The WHO Global report on health equity for persons with disabilities outlines 40 key actions for countries to take to strengthen their health systems and reduce health inequities for persons with disabilities. There are three things that all governments and health sector partners can do. First, they must consider health equity for persons with disabilities in all health sector actions. Second, they can include persons with disabilities in decision-making processes. Third, they can monitor how persons with disabilities are being reached and benefitting from health sector actions.

WHO response

WHO works to ensure persons with disabilities have equitable access to effective health services; are included in health emergencies preparedness and responses; and can access cross-sectoral public health interventions to achieve the highest attainable standard of health. Towards this goal, WHO:

  • guides and supports Member States on disability inclusion in health system governance and planning;
  • facilitates collection and dissemination of disability-related data and information;
  • develops normative tools, including guidelines to strengthen disability inclusion in the health sector;
  • builds capacity among health policymakers and service providers;
  • promotes strategies to ensure that people with disability are knowledgeable about their own health conditions, and that health care personnel support and protect the rights and dignity of persons with disabilities;
  • contributes to the United Nations Disability Inclusion Strategy (UNDIS) to promote “sustainable and transformative progress on disability inclusion through all pillars of work of the United Nations”; and
  • provides Member States and development partners with updated evidence, analysis and recommendations related to disability inclusion in the health sector.
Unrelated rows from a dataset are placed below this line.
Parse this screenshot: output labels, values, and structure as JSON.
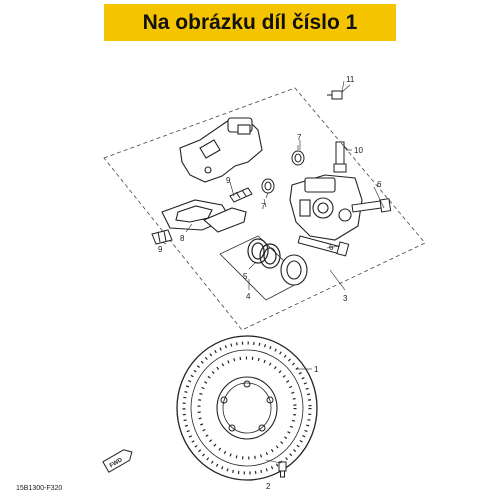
{
  "header": {
    "title": "Na obrázku díl číslo 1"
  },
  "callouts": {
    "c1": "1",
    "c2": "2",
    "c3": "3",
    "c4": "4",
    "c5": "5",
    "c6a": "6",
    "c6b": "6",
    "c7a": "7",
    "c7b": "7",
    "c8": "8",
    "c9a": "9",
    "c9b": "9",
    "c10": "10",
    "c11": "11"
  },
  "fwd_label": "FWD",
  "drawing_code": "15B1300-F320",
  "colors": {
    "banner": "#f5c400",
    "line": "#222222",
    "background": "#ffffff"
  }
}
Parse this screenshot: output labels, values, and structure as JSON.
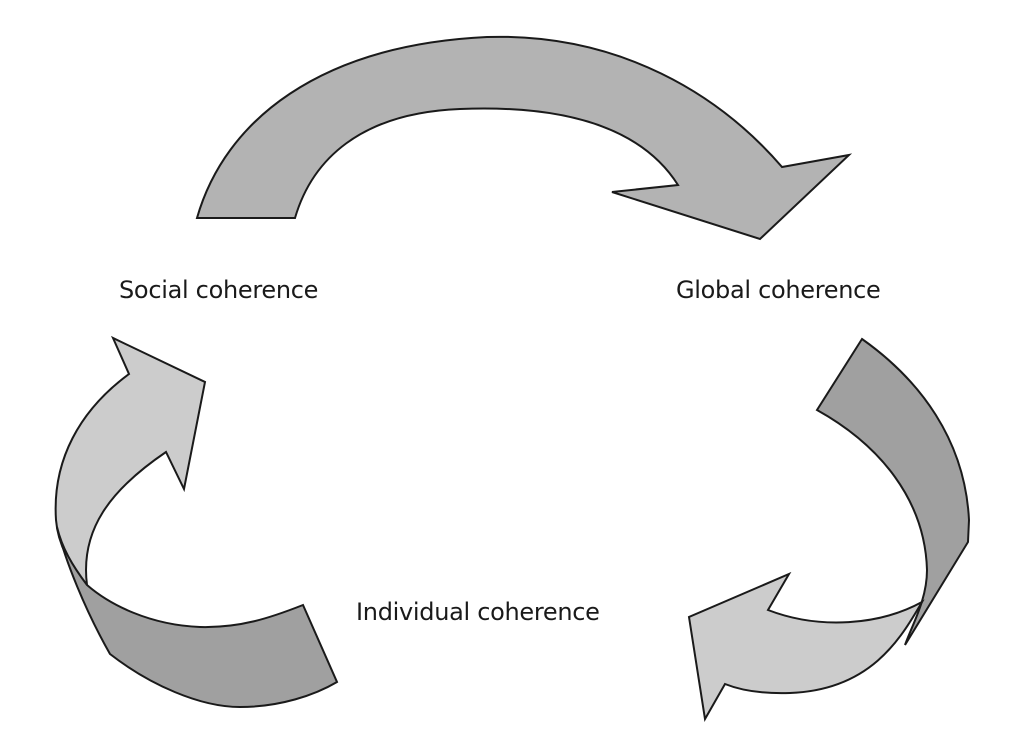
{
  "diagram": {
    "type": "cycle",
    "nodes": [
      {
        "id": "social",
        "label": "Social coherence"
      },
      {
        "id": "global",
        "label": "Global coherence"
      },
      {
        "id": "individual",
        "label": "Individual coherence"
      }
    ],
    "edges": [
      {
        "from": "social",
        "to": "global"
      },
      {
        "from": "global",
        "to": "individual"
      },
      {
        "from": "individual",
        "to": "social"
      }
    ],
    "colors": {
      "arrow_top": "#b3b3b3",
      "arrow_light": "#cccccc",
      "arrow_dark": "#a0a0a0",
      "stroke": "#1a1a1a",
      "text": "#1a1a1a"
    }
  }
}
  1. Brennan, C.S., Disability Rights During the Pandemic: A Global Report on Findings of the COVID-19 Disability Rights Monitor. 2020, COVID-19 Disability Rights Monitor.
  2. Williamson, E.J., et al., Risks of COVID-19 hospital admission and death for people with learning disability: population based cohort study using the OpenSAFELY platform. BMJ, 2021. 374: p. n1592.
  3. Baksh, R.A., et al., Understanding inequalities in COVID-19 outcomes following hospital admission for people with intellectual disability compared to the general population: a matched cohort study in the UK. BMJ Open, 2021. 11(10): p. e052482.
  4. Dunkle, K., et al., Disability and violence against women and girls. 2018, UKaid: London.